Below is a summary of our past experiences of crisis and pointers which indicate market bottoming/favourable risk-reward ratio.
1) MCap/GDP ratio – Current market cap to GDP ratio stood at 54%, last seen only in the 2008 crisis. Usually, through the cycles it oscillates between 50% to 150%.

2) Earning yield vs Gsec spread (EY at 6.03% minus GY 6.07% is almost zero) – This ratio (EY-GY) is usually negative. A zero to positive ratio indicates either a significant & sharp drop in interest rates (like in the US/Europe post-2008 crisis) or significant correction in equities prices/valuation.

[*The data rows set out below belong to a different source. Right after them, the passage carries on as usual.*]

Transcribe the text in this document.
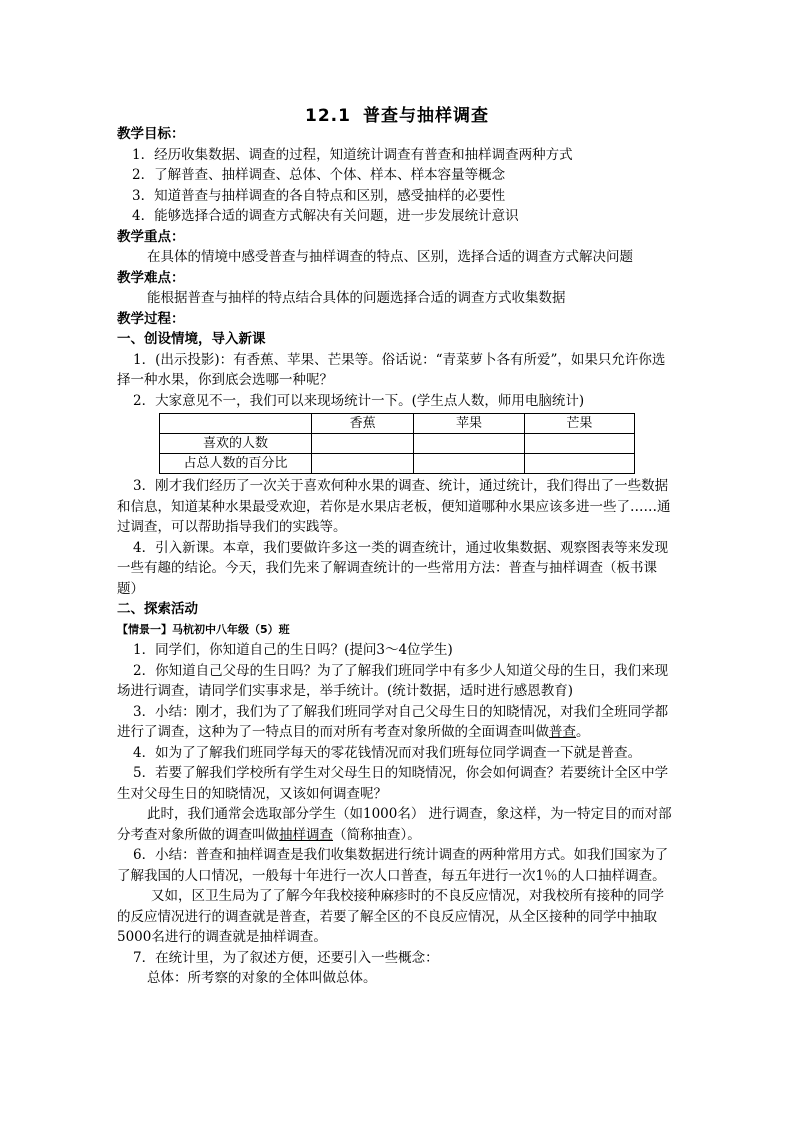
12.1 普查与抽样调查

教学目标：

1．经历收集数据、调查的过程，知道统计调查有普查和抽样调查两种方式

2．了解普查、抽样调查、总体、个体、样本、样本容量等概念

3．知道普查与抽样调查的各自特点和区别，感受抽样的必要性

4．能够选择合适的调查方式解决有关问题，进一步发展统计意识

教学重点：

在具体的情境中感受普查与抽样调查的特点、区别，选择合适的调查方式解决问题

教学难点：

能根据普查与抽样的特点结合具体的问题选择合适的调查方式收集数据

教学过程：

一、创设情境，导入新课

1．(出示投影)：有香蕉、苹果、芒果等。俗话说：“青菜萝卜各有所爱”，如果只允许你选择一种水果，你到底会选哪一种呢？

2．大家意见不一，我们可以来现场统计一下。(学生点人数，师用电脑统计)

	香蕉	苹果	芒果
喜欢的人数			
占总人数的百分比			

3．刚才我们经历了一次关于喜欢何种水果的调查、统计，通过统计，我们得出了一些数据和信息，知道某种水果最受欢迎，若你是水果店老板，便知道哪种水果应该多进一些了……通过调查，可以帮助指导我们的实践等。

4．引入新课。本章，我们要做许多这一类的调查统计，通过收集数据、观察图表等来发现一些有趣的结论。今天，我们先来了解调查统计的一些常用方法：普查与抽样调查（板书课题）

二、探索活动

【情景一】马杭初中八年级（5）班

1．同学们，你知道自己的生日吗？(提问3～4位学生)

2．你知道自己父母的生日吗？为了了解我们班同学中有多少人知道父母的生日，我们来现场进行调查，请同学们实事求是，举手统计。(统计数据，适时进行感恩教育)

3．小结：刚才，我们为了了解我们班同学对自己父母生日的知晓情况，对我们全班同学都进行了调查，这种为了一特点目的而对所有考查对象所做的全面调查叫做普查。

4．如为了了解我们班同学每天的零花钱情况而对我们班每位同学调查一下就是普查。

5．若要了解我们学校所有学生对父母生日的知晓情况，你会如何调查？若要统计全区中学生对父母生日的知晓情况，又该如何调查呢？

此时，我们通常会选取部分学生（如1000名） 进行调查，象这样，为一特定目的而对部分考查对象所做的调查叫做抽样调查（简称抽查）。

6．小结：普查和抽样调查是我们收集数据进行统计调查的两种常用方式。如我们国家为了了解我国的人口情况，一般每十年进行一次人口普查，每五年进行一次1％的人口抽样调查。

又如，区卫生局为了了解今年我校接种麻疹时的不良反应情况，对我校所有接种的同学的反应情况进行的调查就是普查，若要了解全区的不良反应情况，从全区接种的同学中抽取5000名进行的调查就是抽样调查。

7．在统计里，为了叙述方便，还要引入一些概念：

总体：所考察的对象的全体叫做总体。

The positive ratio in a growth economy is hugely valued creative for equities, as equities will offer growth but bonds will not. Historically in such situations, Equities have offered good returns, once the immediate concerns settle down.


*10 Year Bond Yield

3) P/B Ratio (2.01) – at Nifty level, again is the lowest in the decade. Usually, the range is between 2-3x. Several businesses are available at 0.3 - 0.5x book, just because the earning power of these assets are temporarily impacted. However, this does not mean they will be permanently impaired. They will come back once normalcy returns.

In a nutshell, the risk-reward of investing in equities is surely favourable.